Pedro was alive and free! In France! Stephen was amazed to feel nothing but happiness at this thought. Was the letter an apology? A totally convincing explanation for why he had never returned to the hostal? A plan to organize an escape?
He didn’t find out. The prison officer stared at the letter, then lit a match and burned it.
Next morning another prison officer came to their cell and gave them a chess set.
No reason was ever given for these two acts ― the one gratuitously cruel, the other arbitrarily kind, both completely unexpected.
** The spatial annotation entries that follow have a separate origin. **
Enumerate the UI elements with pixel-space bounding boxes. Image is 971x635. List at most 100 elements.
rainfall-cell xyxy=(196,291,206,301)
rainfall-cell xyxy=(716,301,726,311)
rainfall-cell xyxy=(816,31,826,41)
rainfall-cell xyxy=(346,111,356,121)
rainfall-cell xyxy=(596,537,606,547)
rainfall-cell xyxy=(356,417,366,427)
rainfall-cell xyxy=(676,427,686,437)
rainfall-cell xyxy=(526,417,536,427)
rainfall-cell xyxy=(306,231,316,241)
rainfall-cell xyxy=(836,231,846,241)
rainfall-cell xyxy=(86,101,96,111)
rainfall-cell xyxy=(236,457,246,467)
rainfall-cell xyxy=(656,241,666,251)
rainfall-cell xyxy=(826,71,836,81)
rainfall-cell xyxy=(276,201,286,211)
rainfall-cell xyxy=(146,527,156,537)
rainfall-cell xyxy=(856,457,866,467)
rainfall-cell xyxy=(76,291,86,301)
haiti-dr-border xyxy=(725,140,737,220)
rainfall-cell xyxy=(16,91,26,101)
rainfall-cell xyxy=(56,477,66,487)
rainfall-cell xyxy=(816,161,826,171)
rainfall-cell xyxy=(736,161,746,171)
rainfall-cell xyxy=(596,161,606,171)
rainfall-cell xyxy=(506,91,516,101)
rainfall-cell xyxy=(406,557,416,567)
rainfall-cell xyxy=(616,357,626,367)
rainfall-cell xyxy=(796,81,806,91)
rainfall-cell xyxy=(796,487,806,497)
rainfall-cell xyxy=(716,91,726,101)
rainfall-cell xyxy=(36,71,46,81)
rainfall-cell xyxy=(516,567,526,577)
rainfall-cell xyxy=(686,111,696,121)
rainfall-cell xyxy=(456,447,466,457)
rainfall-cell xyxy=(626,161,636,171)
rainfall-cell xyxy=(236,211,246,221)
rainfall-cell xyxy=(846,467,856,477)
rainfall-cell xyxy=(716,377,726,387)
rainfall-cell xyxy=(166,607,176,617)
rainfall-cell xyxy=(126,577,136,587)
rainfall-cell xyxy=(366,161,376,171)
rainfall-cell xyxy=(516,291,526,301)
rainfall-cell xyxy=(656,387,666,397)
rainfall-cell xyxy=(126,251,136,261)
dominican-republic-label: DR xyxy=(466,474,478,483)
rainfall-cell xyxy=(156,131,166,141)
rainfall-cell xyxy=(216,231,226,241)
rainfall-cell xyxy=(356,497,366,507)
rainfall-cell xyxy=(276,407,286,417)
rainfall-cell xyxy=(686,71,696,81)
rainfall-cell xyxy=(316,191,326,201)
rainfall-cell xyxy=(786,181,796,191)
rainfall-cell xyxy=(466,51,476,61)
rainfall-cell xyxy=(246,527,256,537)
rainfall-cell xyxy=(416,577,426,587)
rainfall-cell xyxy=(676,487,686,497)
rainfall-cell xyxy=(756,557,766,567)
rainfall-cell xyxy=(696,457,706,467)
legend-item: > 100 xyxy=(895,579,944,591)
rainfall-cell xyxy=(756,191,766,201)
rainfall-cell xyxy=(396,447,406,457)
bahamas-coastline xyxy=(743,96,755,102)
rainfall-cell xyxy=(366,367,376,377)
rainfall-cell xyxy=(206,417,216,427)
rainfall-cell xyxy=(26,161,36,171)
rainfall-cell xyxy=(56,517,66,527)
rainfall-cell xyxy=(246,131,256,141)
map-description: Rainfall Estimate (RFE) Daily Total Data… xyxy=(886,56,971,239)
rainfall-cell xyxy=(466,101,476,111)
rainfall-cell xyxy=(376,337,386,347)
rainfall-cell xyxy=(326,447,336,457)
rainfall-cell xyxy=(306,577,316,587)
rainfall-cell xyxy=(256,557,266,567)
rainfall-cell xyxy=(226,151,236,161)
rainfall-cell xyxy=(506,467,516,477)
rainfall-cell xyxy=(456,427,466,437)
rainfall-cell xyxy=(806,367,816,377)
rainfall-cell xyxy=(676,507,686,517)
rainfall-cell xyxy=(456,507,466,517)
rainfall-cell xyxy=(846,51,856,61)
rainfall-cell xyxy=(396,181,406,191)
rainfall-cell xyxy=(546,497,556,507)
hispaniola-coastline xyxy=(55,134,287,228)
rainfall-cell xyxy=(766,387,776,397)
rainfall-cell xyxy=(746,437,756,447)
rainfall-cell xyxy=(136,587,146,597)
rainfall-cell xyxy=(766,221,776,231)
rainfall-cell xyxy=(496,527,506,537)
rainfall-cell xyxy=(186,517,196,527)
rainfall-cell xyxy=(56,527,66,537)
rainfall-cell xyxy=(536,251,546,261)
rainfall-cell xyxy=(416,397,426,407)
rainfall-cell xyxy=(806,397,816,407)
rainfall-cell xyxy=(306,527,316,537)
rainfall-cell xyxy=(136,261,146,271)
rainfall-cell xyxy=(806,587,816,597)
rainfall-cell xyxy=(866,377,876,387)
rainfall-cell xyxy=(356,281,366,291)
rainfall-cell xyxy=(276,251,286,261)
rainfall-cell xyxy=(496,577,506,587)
When he was not talking to his cell-mates or playing chess with them — they, all three, became experts at the game ― Stephen passed the time thinking his own thoughts. He’d got used to prison life: the constant hunger, his thin appearance and ragged clothes, his cropped hair, the loveless sex, the unvarying routine of all days being exactly the same. He often wondered, should release ever happen, if he could cope again with the complexities of freedom, of choice. And how did Pedro know he was in a fascist prison? Did anybody, apart from Pedro, know where he was? José and Cristina? Were they doing anything to get him out? Had they contacted his parents? The British consul in Cadiz? The Foreign Office in London? Unanswerable questions. José and Cristina might be dead, and Pedro incapable of doing anything.